Dec 3, 2024
4:00pm - 4:15pm
Hynes, Level 2, Room 208
Tarek Haque1,Marium Mostafiz Mou1,Samuel Daigle1,Donald Brenner1
North Carolina State University1
Tarek Haque1,Marium Mostafiz Mou1,Samuel Daigle1,Donald Brenner1
North Carolina State University1
Segregation to grain boundaries is a well-established process in conventional materials that can affect stability, structure and mechanical properties. Solute atoms at grain boundaries, for example, can inhibit grain growth by establishing a local equilibrium that eliminates grain growth driving force, and through solute drag that produces kinetic stabilization. While well understood in metals and in many conventional ceramics, our current understanding of grain boundary segregation in high entropy ceramics is very limited. We have been using energies from Density Functional Theory in a Monte Carlo simulation to predict the structure and bonding of a Sigma=5 symmetric tilt grain boundary in the high entropy transition metal carbides (Hf, Mo, Nb, Ta, Zr)C and (Hf, Nb, Ta, Ti, Zr)C as well as their respective binaries. For the binaries the calculations predict a zig-zag structure formed by a lateral translation along the grain boundary interface that relieves lattice strain and forms undercoordinated cations. These grain boundary energies increase with increasing bulk carbon vacancy formation energy and with increasing bulk modulus, reflecting two major contributions to the interface energy.
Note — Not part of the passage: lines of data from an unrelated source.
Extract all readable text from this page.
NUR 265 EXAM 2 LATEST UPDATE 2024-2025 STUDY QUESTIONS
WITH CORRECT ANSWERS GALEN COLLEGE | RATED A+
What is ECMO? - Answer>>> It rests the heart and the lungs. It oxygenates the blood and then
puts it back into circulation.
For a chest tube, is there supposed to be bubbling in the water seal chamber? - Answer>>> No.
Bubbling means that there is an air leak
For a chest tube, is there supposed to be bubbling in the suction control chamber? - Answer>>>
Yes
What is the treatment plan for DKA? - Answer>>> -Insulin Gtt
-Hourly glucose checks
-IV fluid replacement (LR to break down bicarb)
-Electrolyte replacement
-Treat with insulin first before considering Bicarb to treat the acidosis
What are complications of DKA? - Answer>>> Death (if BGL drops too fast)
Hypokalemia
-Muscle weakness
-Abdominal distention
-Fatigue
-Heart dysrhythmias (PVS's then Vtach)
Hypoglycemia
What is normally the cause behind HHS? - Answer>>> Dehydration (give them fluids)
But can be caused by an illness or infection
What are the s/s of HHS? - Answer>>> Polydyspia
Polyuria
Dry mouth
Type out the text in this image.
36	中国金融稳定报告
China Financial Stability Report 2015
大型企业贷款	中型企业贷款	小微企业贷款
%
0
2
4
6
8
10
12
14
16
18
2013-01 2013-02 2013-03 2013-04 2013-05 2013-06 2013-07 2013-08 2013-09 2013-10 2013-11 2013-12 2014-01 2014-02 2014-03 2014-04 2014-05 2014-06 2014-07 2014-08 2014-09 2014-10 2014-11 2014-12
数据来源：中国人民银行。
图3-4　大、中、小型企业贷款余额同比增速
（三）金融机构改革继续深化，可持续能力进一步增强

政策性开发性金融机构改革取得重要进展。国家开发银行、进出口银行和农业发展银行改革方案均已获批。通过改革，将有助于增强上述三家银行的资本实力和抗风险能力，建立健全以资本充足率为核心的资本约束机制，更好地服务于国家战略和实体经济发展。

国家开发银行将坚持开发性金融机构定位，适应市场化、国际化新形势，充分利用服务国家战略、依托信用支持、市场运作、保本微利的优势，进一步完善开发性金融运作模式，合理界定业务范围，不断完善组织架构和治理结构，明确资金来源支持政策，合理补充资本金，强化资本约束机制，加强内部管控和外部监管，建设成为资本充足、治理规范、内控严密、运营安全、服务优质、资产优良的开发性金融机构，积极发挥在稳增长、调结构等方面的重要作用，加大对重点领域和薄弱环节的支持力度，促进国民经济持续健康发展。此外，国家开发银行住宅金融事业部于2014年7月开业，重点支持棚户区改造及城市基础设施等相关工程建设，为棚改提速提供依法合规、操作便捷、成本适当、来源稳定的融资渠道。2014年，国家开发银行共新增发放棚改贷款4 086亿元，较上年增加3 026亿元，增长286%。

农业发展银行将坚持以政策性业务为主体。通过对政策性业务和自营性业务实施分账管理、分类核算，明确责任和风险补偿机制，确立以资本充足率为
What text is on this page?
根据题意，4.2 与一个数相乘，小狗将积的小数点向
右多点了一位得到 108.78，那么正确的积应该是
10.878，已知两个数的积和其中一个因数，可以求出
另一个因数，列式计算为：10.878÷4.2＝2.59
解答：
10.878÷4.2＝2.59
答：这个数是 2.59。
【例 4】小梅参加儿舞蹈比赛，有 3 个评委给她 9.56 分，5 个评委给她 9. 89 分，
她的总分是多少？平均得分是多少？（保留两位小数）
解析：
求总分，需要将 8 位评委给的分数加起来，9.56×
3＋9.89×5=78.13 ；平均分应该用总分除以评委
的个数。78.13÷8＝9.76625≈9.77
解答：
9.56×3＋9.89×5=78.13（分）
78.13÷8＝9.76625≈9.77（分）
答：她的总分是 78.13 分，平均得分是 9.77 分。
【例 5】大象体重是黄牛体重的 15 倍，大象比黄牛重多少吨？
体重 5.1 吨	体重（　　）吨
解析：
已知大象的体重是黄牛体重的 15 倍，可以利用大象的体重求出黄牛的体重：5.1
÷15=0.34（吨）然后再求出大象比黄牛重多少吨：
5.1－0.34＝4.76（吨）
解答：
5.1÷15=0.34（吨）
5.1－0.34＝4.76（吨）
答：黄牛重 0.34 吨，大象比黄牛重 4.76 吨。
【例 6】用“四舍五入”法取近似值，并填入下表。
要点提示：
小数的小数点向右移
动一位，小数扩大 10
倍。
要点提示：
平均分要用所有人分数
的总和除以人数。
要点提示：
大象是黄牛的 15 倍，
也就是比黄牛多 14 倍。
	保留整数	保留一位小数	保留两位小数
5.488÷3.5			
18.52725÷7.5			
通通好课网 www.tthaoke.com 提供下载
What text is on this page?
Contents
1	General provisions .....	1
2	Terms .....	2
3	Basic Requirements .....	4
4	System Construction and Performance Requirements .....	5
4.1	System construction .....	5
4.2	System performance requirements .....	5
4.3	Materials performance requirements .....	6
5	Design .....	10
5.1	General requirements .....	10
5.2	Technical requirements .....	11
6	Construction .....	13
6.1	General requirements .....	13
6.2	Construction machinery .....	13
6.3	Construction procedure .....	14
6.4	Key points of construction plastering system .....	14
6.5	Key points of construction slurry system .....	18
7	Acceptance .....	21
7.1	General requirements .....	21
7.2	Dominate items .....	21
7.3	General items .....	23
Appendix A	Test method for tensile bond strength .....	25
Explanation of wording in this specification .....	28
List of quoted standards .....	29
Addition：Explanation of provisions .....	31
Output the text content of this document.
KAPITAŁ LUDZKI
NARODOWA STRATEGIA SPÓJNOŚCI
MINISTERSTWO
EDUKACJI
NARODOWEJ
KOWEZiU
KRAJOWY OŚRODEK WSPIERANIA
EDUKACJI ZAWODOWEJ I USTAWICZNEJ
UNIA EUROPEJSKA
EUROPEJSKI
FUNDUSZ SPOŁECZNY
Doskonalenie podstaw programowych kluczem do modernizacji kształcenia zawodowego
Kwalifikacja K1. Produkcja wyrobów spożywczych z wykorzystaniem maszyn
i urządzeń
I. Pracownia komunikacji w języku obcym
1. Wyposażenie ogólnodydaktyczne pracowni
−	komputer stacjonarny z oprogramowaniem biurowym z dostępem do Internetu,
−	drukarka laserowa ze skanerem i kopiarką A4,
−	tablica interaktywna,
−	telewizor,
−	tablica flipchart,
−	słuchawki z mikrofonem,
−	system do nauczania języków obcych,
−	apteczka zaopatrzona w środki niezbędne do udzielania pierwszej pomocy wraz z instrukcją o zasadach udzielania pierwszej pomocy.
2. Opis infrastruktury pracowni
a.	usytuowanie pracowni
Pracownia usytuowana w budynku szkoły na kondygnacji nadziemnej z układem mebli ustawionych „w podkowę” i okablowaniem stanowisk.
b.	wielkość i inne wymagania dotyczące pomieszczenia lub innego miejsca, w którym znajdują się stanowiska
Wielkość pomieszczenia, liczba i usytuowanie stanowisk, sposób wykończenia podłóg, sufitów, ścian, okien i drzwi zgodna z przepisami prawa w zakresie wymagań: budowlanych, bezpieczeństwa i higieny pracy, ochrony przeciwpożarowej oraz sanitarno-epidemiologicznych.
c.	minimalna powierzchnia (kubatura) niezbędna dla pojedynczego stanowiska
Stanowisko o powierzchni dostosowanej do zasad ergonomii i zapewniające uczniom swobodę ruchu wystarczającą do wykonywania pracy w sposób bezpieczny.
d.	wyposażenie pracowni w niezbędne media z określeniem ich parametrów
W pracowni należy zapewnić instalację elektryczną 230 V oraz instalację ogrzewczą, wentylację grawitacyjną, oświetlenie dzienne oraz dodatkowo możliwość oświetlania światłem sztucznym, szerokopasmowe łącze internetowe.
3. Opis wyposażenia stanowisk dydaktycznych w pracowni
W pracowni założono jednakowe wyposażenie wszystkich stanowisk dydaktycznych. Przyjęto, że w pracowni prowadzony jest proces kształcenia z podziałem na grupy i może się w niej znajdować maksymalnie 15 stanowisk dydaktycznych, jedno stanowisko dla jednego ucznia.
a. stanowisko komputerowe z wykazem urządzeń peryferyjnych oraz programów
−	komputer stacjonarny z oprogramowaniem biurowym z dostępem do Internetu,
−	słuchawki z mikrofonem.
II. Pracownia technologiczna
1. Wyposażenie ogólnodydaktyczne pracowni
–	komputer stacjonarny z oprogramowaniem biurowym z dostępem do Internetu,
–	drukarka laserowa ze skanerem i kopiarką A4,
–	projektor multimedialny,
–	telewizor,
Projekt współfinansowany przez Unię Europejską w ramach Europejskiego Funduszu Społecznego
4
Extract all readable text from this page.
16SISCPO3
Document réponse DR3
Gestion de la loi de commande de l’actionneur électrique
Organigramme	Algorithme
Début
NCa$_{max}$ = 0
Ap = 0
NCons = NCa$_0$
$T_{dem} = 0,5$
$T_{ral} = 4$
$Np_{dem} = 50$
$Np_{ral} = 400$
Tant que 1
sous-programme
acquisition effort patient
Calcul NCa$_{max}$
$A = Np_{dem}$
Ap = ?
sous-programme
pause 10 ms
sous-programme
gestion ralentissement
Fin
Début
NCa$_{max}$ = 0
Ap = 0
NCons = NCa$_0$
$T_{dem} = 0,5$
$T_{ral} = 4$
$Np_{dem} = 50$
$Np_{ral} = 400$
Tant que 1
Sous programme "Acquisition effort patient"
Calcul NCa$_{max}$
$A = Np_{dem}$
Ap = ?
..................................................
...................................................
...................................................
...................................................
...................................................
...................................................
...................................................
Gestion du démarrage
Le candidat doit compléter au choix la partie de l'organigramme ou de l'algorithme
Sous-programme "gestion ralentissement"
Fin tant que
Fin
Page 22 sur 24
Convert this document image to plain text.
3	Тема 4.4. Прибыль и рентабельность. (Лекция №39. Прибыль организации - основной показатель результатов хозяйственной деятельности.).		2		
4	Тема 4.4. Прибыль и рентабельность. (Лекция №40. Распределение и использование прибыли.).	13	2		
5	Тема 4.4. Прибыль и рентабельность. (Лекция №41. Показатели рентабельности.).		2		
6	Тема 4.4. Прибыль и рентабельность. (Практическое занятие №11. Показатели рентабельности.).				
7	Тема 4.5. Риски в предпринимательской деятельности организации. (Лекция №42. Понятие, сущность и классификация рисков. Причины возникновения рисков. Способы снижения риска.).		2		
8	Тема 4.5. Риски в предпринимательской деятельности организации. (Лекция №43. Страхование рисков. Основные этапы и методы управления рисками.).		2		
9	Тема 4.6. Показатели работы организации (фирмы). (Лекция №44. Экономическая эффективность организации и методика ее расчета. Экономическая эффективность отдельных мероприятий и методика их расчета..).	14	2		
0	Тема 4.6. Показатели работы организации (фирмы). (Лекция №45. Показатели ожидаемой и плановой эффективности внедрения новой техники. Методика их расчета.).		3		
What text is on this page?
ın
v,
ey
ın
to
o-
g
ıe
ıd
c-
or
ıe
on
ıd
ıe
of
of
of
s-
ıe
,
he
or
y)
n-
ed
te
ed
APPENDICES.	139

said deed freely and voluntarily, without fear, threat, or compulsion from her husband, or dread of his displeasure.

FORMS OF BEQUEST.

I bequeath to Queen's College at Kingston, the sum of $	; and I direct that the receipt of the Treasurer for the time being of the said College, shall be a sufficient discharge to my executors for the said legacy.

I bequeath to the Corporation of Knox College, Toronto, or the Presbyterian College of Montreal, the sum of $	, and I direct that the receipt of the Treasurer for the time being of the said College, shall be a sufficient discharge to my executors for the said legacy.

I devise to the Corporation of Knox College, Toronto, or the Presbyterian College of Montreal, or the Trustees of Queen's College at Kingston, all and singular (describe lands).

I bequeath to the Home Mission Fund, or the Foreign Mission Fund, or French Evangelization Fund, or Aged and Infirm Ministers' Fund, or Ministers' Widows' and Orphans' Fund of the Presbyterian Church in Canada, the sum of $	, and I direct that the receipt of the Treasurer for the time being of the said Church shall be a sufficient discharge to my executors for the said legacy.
For the high-entropy composition containing Mo, the calculations predict that Mo energetically prefers undercoordinated sites, consistent with its small vacancy formation energy in a rocksalt structure. They also predict that Zr energetically prefers sites near the grain boundary with large Voronoi volumes. This is consistent with a relatively large lattice constant and small bulk modulus for ZrC. The second composition replaces Mo with Ti, which has a similar small size but much higher vacancy formation energy. In this case, Nb energetically prefers undercoordinated sites, again consistent with it having the lowest carbon vacancy formation energy of the bulk materials within this composition, while Zr again prefers the lattice sites with larger volumes. These results illustrate the competing roles of lattice strain and chemistry in determining grain boundary structures, energies and composition in these materials.